The process is labor intensive, so it's available only for mortgages, not smaller loans. And you can't do it on your own. You need to work through your lender, who will have to pay a rescoring fee -- generally about $120 for two accounts corrected by two bureaus, says Evan Hendricks, author of Credit Scores and Credit Reports: How the System Really Works. As a result, you may have to lobby a reluctant lender to rescore your application.

Rescoring works only with legitimate errors, so you must provide documentation that the information is incorrect. As long as you've kept your payment records, you should be able to fix the delinquency error.

What should I do to get errors on my credit score fixed if I'm not in the midst of shopping for a mortgage?

The quick credit rescoring strategy above only works with mortgages, and only if your lender decides it's worth the time and effort to get your credit score fixed. Otherwise, you're on your own. You can usually get the errors fixed yourself, but it can take much longer.

First, you need to get a copy of your credit report and specify which account includes the inaccurate delinquency (order a free copy of your report from AnnualCreditReport.com). Then contact the credit bureau. Equifax, for example, lets you report mistakes both on the phone and online -- the online version can get you into the system a bit quicker. But the bureau does have up to 30 days to reply to the dispute, which is why it's a good idea to check your credit reports several months before you plan on buying a house.

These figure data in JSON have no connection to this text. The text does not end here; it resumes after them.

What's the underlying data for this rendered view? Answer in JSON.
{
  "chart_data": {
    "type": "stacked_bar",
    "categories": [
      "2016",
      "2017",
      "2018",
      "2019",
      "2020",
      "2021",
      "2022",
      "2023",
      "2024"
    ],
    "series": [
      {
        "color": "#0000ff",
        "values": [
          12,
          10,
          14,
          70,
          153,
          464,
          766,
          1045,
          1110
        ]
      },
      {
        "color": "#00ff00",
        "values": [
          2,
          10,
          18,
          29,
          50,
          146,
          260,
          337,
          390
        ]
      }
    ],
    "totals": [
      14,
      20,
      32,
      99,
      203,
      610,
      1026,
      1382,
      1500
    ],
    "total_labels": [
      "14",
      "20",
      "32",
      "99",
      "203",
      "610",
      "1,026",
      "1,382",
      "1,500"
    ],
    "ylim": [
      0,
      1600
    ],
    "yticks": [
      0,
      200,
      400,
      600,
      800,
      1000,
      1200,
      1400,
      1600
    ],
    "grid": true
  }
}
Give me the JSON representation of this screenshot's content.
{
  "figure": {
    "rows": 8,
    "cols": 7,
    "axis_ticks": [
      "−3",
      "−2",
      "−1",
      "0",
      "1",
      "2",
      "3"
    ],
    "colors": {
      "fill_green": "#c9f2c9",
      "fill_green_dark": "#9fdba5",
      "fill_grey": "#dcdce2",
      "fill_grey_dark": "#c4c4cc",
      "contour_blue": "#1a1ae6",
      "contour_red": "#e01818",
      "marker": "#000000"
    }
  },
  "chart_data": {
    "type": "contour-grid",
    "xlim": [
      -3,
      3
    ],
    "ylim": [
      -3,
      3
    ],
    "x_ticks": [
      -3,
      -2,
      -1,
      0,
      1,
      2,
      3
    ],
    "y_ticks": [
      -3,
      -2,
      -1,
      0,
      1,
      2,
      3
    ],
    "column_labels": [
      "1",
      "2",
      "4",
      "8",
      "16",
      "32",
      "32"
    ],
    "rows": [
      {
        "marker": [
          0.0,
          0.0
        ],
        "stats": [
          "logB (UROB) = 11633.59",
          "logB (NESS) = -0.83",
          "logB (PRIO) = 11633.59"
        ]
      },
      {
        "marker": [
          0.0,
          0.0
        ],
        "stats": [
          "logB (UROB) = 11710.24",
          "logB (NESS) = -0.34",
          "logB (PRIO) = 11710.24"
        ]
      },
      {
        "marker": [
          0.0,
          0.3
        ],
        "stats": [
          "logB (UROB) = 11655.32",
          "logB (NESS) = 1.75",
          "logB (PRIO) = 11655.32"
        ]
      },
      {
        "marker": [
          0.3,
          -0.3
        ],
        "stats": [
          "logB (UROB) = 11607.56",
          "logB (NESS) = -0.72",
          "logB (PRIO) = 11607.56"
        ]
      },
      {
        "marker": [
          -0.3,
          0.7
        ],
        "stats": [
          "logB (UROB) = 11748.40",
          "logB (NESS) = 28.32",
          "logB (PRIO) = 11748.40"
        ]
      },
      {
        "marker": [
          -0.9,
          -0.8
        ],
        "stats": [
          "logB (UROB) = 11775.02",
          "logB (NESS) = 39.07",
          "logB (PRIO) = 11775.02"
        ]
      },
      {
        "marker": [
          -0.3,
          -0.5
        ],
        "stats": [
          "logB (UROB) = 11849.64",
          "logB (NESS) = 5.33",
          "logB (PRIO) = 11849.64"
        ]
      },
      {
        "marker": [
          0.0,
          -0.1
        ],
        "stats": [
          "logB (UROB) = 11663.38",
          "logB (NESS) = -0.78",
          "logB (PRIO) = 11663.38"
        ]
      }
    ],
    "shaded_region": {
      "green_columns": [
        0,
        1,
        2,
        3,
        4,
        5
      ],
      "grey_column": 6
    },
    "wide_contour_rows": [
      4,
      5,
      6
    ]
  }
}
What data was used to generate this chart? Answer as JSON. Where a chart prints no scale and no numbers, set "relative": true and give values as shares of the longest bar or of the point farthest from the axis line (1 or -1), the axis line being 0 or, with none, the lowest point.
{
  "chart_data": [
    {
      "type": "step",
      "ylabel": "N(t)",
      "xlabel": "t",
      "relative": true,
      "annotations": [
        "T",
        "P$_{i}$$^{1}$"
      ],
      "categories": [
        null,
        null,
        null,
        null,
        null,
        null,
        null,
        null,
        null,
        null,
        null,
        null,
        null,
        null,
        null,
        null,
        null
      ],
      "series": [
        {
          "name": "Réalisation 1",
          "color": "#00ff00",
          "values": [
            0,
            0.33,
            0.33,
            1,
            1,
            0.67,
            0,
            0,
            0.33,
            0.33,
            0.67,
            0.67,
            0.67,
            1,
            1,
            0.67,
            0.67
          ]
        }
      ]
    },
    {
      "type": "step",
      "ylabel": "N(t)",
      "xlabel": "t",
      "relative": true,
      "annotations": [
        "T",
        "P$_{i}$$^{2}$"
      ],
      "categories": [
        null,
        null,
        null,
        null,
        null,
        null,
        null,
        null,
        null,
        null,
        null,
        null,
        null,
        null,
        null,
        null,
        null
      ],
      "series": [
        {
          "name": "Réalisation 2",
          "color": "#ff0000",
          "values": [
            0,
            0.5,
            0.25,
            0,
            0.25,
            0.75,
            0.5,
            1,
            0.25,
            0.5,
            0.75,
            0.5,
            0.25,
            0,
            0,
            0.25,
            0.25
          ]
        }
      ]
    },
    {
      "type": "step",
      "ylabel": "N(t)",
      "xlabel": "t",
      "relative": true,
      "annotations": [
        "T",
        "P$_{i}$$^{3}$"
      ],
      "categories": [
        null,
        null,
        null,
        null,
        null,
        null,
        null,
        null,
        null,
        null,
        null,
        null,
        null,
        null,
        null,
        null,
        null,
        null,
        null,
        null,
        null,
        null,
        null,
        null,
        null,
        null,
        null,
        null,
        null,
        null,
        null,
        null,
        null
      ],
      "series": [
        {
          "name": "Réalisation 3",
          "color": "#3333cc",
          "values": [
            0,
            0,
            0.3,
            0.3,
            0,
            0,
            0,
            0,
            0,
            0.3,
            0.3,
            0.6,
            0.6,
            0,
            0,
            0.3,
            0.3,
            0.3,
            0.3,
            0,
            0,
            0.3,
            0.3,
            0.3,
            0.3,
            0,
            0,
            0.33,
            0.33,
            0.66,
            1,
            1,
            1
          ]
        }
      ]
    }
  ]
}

My husband and I have a credit card that gives airline rewards and another with cash-back rebates. We tend to charge a lot of our bills to these cards, but we do pay them off in full almost every month. Will this affect our credit score?

It could affect your score. The score is based on how much you owe at the time the account is checked -- no matter how much you plan on paying by the due date. Having too high a balance could hurt your score even if you end up paying off the entire balance the following day.